Today, 2 years ago I had a brain aneurysm that erupted and was flown out of our remote camp up in British Columbia. I have to admit that I haven't spent much time on this forum because I haven't really admitted that it affected me. I woke up in the hospital after my operation, left the hospital 10 days later, was back to work 1 month after the eruption and have moved forward. I haven't had any serious repercussions but I have to admit that I have changed. Before my aneurysm, I was extremely active, especially for a 53 year old female. I live at a high school camp so have the privilege and adrenalin rush of doing life with the college kids who come up to help. So, jumping off of cliffs, going down natural watersides, doing steep rock scrambles, skiing and wake boarding 3x a week was a typical week. I snowboarded, hiked, kayaked and traveled to remote locations with my husband. Today it is hard for me to leave the house at night. In the last 2 years I haven't done anything, other than a trip to Hawaii. I work during the day and just peter out at night. I read an article the other night about a guy who had a aneurysm and was going through similar things as I have. He mentioned that he felt that he was dying a slow death. Like a death of himself. It was the first time since having my aneurysm that I have cried because I could relate to that. I haven't wanted to admit that I'm struggling a bit admitting my vulnerability because I have so much to be thankful for. I have an incredibly supportive family, my husband treats me like I am a precious gem that he has just discovered. He reminds me that each day is a gift. I love Jesus and am secure that He loves me back and don't fear dying. I fear changing though, being less of myself because I fear the violence of pain, operations, recuperations, others suffering watching me struggle back. After reading that article I realize that I need people who have been through what I have. I maybe need this site, to heal and to help. I look forward to getting to know some of you and hearing your stories and I hope that my story can be another voice that can comfort as well

"I fear changing though, being less of myself because I fear the violence of pain, operations, recuperations, others suffering watching me struggle back."

Wow Terri it is a fear of mine too...because even my husband reminds me often...don't do this, don't overdo, etc., because I have to see you suffer...it is so hard...I have embraced the new me, but sometimes I just want to break out and do what I used to do...but torn...Thank you for bringing this to light. It is so true...I wish I had some great answer, but I don't...

Happy 2 year Annie~versary...! Celebrate and Enjoy...and do something nice for you...~ Colleen

Today is a day that we celebrate YOU Terri & your Beautiful Life! No doubt, that your husband has something amazing planned just for YOU today :))!!! Thank you for sharing your story and please know that your story certainly does help to INSPIRE just so many; including me! I truly feel that it's thru the darkest times in our lives that can lead us to the BEST days of our Lives; perhaps a bit different after dealing with the loss of self a rupture can leave us with; yet embracing the "out with the old" and "in with the new" has actually brought forth many Blessings in my life that would have never surfaced had it not been for my encounter and rupture with an AVM beast. Thanks again for sharing and have a wonderful day celebrating YOU and Life!!!

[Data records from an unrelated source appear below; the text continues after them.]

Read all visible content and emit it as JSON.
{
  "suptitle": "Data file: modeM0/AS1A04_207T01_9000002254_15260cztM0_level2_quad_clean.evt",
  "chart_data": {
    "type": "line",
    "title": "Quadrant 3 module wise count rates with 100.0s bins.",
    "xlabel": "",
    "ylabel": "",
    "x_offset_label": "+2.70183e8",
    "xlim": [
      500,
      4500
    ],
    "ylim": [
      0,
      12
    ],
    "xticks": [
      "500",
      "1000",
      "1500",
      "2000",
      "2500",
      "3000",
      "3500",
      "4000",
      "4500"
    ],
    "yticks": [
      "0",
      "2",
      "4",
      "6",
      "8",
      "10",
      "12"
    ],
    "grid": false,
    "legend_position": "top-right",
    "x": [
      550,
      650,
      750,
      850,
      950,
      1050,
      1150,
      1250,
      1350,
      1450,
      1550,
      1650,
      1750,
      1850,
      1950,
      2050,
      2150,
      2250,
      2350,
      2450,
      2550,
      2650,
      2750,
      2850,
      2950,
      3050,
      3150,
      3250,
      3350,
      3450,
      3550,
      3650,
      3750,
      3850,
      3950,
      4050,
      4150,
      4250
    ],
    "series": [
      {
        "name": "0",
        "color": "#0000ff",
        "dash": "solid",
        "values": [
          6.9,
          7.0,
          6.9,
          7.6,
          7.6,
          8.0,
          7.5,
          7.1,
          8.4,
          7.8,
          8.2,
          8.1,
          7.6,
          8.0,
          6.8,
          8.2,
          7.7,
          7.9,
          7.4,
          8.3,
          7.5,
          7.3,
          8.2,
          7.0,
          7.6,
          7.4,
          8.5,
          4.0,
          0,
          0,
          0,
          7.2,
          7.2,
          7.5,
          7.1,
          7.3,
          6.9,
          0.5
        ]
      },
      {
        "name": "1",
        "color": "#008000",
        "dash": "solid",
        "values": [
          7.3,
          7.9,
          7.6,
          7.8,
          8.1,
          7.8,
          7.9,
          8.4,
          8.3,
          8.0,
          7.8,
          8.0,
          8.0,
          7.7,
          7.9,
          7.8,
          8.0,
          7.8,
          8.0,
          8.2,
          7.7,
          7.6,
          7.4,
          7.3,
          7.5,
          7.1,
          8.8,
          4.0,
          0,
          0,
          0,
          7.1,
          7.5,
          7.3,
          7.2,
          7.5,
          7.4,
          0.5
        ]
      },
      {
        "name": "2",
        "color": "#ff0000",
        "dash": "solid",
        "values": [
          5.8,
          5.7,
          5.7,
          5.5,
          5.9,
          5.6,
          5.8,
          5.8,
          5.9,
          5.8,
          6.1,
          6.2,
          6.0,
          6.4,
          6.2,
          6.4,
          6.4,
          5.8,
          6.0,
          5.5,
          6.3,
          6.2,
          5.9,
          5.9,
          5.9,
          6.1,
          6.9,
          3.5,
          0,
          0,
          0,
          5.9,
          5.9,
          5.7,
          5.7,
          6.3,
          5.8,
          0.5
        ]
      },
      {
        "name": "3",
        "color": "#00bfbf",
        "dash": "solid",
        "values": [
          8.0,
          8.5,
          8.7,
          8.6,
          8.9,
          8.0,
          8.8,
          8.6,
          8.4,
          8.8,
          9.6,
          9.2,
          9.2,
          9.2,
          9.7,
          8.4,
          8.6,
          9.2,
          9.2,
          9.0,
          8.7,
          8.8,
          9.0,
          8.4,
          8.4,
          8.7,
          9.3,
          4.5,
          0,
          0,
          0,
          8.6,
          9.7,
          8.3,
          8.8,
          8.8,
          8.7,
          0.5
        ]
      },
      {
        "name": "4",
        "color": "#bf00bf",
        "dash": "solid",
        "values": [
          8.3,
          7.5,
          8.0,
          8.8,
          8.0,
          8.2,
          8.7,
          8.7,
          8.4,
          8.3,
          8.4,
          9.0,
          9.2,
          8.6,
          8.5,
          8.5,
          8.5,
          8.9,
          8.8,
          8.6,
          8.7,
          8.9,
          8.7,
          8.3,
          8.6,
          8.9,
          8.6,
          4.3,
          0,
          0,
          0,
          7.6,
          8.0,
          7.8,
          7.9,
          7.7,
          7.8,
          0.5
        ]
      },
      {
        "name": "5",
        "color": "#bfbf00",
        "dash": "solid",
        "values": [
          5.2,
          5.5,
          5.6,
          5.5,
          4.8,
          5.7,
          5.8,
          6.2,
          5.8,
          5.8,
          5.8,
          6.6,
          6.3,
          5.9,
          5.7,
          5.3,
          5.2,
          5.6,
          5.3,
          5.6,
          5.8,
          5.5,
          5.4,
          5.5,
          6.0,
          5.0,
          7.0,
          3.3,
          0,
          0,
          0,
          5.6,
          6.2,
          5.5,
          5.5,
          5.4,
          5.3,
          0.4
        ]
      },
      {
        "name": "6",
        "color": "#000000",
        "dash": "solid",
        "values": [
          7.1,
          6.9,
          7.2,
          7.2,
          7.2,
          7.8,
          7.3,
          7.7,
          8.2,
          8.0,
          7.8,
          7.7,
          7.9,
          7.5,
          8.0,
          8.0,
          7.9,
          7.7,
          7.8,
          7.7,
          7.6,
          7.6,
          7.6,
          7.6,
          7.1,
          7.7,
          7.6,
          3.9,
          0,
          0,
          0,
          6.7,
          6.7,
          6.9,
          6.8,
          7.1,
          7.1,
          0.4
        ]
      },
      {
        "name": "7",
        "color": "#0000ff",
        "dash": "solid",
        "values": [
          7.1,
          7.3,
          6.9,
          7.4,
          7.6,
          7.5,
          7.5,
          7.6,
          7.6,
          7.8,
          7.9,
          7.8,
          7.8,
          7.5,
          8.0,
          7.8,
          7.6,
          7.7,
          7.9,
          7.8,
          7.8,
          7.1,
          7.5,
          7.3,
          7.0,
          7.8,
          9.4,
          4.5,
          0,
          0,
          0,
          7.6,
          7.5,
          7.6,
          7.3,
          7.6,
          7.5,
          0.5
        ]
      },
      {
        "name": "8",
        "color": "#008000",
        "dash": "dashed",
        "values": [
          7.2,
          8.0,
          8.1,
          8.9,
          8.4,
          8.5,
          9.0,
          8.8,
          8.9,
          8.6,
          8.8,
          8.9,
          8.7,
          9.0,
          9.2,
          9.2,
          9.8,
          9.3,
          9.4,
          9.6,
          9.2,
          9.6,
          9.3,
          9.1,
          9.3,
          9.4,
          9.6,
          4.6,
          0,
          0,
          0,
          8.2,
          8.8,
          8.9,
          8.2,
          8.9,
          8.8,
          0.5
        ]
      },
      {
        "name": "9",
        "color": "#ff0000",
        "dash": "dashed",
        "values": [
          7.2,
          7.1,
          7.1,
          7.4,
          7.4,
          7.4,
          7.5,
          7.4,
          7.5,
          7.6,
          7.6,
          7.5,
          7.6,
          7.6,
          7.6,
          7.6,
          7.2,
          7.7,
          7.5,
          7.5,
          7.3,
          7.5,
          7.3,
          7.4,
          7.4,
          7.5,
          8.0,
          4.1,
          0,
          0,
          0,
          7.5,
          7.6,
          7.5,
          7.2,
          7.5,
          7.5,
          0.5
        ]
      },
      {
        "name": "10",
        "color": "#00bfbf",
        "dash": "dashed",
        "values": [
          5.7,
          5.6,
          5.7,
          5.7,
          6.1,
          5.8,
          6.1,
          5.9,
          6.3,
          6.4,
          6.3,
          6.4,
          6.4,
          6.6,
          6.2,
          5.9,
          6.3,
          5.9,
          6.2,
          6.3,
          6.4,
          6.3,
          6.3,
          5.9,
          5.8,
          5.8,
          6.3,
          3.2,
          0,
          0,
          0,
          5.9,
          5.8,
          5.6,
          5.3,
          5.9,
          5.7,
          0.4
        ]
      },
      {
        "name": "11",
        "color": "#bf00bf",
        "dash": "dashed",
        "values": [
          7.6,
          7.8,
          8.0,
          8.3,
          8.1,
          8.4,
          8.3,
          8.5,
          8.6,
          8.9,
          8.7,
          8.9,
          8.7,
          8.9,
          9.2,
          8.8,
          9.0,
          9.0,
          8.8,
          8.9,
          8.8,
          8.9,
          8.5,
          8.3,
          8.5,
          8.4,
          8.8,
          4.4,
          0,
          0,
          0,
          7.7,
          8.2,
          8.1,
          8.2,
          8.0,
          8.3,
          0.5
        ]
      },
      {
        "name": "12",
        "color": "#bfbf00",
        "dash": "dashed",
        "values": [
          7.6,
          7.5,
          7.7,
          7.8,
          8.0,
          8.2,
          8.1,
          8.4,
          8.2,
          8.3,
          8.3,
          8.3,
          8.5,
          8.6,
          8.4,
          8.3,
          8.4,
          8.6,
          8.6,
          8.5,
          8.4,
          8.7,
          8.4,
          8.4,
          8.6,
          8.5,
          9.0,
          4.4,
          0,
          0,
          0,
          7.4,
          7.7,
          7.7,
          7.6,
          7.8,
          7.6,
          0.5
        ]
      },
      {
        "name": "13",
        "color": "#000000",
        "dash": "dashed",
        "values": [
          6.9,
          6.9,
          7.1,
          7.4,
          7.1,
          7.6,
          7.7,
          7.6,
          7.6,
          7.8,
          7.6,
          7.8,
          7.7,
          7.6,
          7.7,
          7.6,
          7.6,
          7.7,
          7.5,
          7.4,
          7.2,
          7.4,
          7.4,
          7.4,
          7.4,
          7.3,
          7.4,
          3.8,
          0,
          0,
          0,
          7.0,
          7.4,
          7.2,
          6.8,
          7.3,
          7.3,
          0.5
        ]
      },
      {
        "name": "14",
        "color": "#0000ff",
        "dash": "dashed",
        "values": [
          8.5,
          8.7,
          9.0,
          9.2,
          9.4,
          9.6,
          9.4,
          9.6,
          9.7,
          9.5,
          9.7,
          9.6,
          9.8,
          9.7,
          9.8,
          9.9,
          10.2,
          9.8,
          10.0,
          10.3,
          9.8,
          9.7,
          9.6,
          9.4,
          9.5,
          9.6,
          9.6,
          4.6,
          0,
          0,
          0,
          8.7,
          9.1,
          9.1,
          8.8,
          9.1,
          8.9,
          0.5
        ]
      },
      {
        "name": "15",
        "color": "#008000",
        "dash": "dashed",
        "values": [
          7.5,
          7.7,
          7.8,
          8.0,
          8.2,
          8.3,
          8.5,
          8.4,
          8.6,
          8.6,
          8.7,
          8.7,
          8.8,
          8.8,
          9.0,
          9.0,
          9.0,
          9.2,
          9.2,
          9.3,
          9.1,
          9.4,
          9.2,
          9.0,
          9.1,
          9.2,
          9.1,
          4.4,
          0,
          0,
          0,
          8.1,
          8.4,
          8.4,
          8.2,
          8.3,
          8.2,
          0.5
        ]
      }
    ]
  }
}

May God Bless YOU richly in ALL you do!

Michele

Hi Terri, Happy Annie-versary! I am also a survivor, of a ruptured aneurysm and liked Colleen, And Michele. I have learned to lived this '“new normal” as best as I can. Knowing, that it could have been worst, if not for God’s Grace. I’ve been through a horrendous trauma, both physically and emotionally, but I counted my blessings everyday, thankful for my husband, kids, relatives, and friends, for their love, and support. Please read my profile, it’s a long story- I am a walking miracle! I tried not to lived in fear, as my wise mom said, may she RIP- “be a warrior, not a worrier.” Terri, life will, knocked us down, but is what we do when we get up, and dusted, ourselves off! Keep The Faith!